Sitting here after having clicked Buy to purchase a Joseph Kony bracelet on, feeling foolish, but I'm not certain how foolish. I've always prided myself on questioning trends and fads. Even at age 12, when a fellow seventh grader was selling POW / MIA bracelets ('member those?), I recall asking her, "So how does this help the POWs?" She was visibly stumped, and replied, "Well, uh…the money goes to, uh, send them packages?" I bucked that trend and never bought one.

So here I sit, 40 years later, my daughter having persuaded me to watch the Invisible Children film, and I admit it: I bought right into it, down to ordering the bracelet, during which the thought did pass through my mind: "What if this is a scam?" I was considering searching for "joseph kony debunk" or "invisible children debunk" when I just clicked Buy. My simultaneous thought as a Jew: "Suppose these voices and this technology had been available against Hitler?"

So, after buying the bracelet, I did search for debunking (better late than never), and read a few articles not actually debunking IC's effort, but critiquing it. One of the critiques was that the three directors of IC / JK 2012 earn salaries of $90,000 a year each. While certainly comfortable, I don't find that sum unconscionable. It sounds to me like a middle-class income, which is certainly reasonable for full-time activists, at least as deserved as the salaries of pro athletes and Hollywood stars.

And the effort does take money: He never said that money would capture Kony or stop the LRA; he said that the goal is to plaster Kony's name and image all over the globe, which will hopefully lead to his capture. Well, all that plastering is undoubtedly fueled by money, and if I can keep the engine going from my comfortable home in the Southern Arava, then yeah, I'll contribute a small sum.

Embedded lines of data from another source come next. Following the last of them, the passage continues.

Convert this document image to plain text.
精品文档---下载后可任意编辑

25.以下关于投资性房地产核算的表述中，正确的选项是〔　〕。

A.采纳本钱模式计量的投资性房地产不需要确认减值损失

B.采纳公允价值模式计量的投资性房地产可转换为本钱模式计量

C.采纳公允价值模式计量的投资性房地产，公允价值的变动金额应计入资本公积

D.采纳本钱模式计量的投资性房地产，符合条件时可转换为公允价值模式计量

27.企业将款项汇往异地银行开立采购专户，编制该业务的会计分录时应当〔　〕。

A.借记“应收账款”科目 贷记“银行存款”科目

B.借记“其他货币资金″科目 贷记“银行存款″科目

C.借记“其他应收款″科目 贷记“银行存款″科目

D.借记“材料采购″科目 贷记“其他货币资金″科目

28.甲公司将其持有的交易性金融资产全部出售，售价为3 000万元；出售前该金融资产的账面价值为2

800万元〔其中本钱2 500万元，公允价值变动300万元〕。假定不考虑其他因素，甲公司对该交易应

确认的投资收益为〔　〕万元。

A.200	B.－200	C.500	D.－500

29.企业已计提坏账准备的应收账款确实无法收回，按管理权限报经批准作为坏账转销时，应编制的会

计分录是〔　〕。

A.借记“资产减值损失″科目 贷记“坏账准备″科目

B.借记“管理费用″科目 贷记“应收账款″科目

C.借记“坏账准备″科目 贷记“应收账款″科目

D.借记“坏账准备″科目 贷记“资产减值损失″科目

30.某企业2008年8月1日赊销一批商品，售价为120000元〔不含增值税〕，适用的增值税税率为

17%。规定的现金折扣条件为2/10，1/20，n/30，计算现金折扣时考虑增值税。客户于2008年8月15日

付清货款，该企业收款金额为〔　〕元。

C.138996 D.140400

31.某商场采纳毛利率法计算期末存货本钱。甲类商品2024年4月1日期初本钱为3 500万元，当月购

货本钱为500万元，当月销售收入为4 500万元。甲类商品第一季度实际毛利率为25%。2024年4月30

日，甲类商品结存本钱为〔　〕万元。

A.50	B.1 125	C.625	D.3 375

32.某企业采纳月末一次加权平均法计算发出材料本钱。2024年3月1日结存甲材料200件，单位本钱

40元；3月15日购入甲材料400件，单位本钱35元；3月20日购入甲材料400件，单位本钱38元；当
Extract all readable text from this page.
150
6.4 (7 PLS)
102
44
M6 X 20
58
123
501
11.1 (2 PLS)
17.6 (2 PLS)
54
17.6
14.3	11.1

Another critique was of the use of the director's son as a heartstring ploy. Yes, I did notice the use of the cute, Caucasian, blond Gavin, but excused it because Gavin's dad (what's his name, anyway?) is right: If Gavin were abducted for even one night, it would be on the cover of Newsweek. And I don't suppose they can really help Gavin's being cute, Caucasian, and blond, can they? Would it have been better for him to look like some kid out of a Roald Dahl story?

Most of the other critiques were variations on "It's more complicateג than that" and of feel-good, one-click "activism" in general. Regarding the latter, it's pretty obvious that this campaign's appeal lies in the hungering among Americans for something we can all get behind: an evil we can all oppose, regardless of where we sit on today's polarized circus we call American politics: They even created a special logo depicting the elephant and the donkey joining together to fight Kony. In fact, I have to admire these guys: They thought of every trick in the book. They really used the media — and their heads — to their full potential.

Regarding "It's more complicated than that" and "northern Ugandans themselves claim they're enjoying the longest period of quiet since 1986", well, I have some experience with claims of this genre: I live in Israel (which doesn't need a bracelet, thank you), and it disturbs me to hear Jews say in response to critiques of our wrongheaded policies, "Well it's more complex than that." No, it's not: Occupation is wrong. Subjugating 1.5 Palis is wrong. And regardless of how slickly it's sold, so is abducting 30,000 children and forcing them into slavery, no matter the "justice" of the cause. I'd gladly wear a bracelet emblazoned with that on it. So, call me a sucker if you like; my Kony 2012 bracelet will just have to serve as shorthand for all of the above.

This just in: I received my order confirmation today, and the letter says: "100% of the money from your purchase goes to the area of greatest need, including our protection and rehabilitation work in Central Africa...It allows us to be certain that we will be able to help children recover from their experiences with the LRA long after the LRA has been disarmed." This answers another concern I had, that of rehabbing these poor kids after their (hoped-for) liberation.